European critics call Lviv-born vocalist, composer and actress Mariana Sadovska "Ukraine's Bjork." The New York Times compares her vocal power and expressive range to rock star P. J. Harvey.
Join KQED Live for this rare San Francisco appearance and dialogue with Sadovska, an artist renowned for her projects that merge Ukrainian folk song with contemporary theater and social activism. Since Russia's invasion of Ukraine in February, Sadovska has been tirelessly offering her evocative voice to raise international awareness of, and aid for, the embattled people of her homeland.

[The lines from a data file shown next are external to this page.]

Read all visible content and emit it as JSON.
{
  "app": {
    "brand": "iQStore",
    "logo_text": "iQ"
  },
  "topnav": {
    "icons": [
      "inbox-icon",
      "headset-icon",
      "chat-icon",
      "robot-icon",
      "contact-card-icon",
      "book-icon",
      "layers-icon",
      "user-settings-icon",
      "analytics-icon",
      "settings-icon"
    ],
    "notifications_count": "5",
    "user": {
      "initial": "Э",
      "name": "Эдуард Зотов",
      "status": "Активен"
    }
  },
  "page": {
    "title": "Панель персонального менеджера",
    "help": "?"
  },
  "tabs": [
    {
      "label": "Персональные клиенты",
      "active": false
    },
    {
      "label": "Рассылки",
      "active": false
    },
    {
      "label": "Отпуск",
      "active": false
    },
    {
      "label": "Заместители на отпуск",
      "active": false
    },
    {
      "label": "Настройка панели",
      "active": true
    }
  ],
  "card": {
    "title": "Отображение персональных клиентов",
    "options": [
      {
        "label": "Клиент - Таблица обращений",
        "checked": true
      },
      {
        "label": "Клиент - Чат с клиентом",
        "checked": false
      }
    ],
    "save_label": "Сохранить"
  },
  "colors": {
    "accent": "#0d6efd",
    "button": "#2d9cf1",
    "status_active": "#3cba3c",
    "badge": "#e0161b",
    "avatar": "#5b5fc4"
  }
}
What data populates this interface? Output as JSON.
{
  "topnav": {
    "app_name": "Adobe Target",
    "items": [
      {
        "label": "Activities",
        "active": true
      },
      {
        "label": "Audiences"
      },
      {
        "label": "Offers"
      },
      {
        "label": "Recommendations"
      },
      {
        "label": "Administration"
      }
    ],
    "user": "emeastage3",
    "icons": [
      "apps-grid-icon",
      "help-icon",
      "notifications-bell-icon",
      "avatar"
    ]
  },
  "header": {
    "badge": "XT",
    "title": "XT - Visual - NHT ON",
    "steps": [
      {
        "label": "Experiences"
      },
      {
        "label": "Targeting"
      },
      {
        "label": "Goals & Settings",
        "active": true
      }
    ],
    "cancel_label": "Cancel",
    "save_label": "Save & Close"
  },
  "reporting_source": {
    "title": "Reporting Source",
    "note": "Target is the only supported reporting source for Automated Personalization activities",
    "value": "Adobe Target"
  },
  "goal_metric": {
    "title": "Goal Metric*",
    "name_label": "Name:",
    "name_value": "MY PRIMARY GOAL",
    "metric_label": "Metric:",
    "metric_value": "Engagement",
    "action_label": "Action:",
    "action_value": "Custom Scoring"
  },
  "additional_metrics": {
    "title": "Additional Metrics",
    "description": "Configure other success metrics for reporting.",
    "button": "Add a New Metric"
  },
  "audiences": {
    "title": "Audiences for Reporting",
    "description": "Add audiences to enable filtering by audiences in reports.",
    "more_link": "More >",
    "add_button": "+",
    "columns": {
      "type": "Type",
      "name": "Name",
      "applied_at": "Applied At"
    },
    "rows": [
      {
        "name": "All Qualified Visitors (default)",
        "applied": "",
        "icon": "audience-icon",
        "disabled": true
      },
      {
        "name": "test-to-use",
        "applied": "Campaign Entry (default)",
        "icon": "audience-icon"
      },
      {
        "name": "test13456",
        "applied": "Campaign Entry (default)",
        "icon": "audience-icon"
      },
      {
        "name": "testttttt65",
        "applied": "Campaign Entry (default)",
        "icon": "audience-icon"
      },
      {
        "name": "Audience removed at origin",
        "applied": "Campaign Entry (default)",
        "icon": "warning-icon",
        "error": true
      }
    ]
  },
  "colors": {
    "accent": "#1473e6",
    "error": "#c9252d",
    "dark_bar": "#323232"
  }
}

Oakland's beloved women's vocal ensemble Kitka, has collaborated with Sadovska on multiple projects in the Bay Area and in Ukraine since 2004, most notably the acclaimed vocal-theater and recording project The Rusalka Cycle: Songs Between the Worlds. For more than four decades, Kitka has shared a vast and breathtaking repertoire of traditional music from Balkan, Baltic, Caucasus, and Slavic lands, while also creating adventurous original work inspired by the exquisite and unusual harmonic sonorites rooted in these storied parts of the world. Kitka will join Sadovska in solidarity to perform a set of haunting Ukrainian polyphonic folk songs expressing the fragility, fierceness, and resilience of the Ukrainian spirit.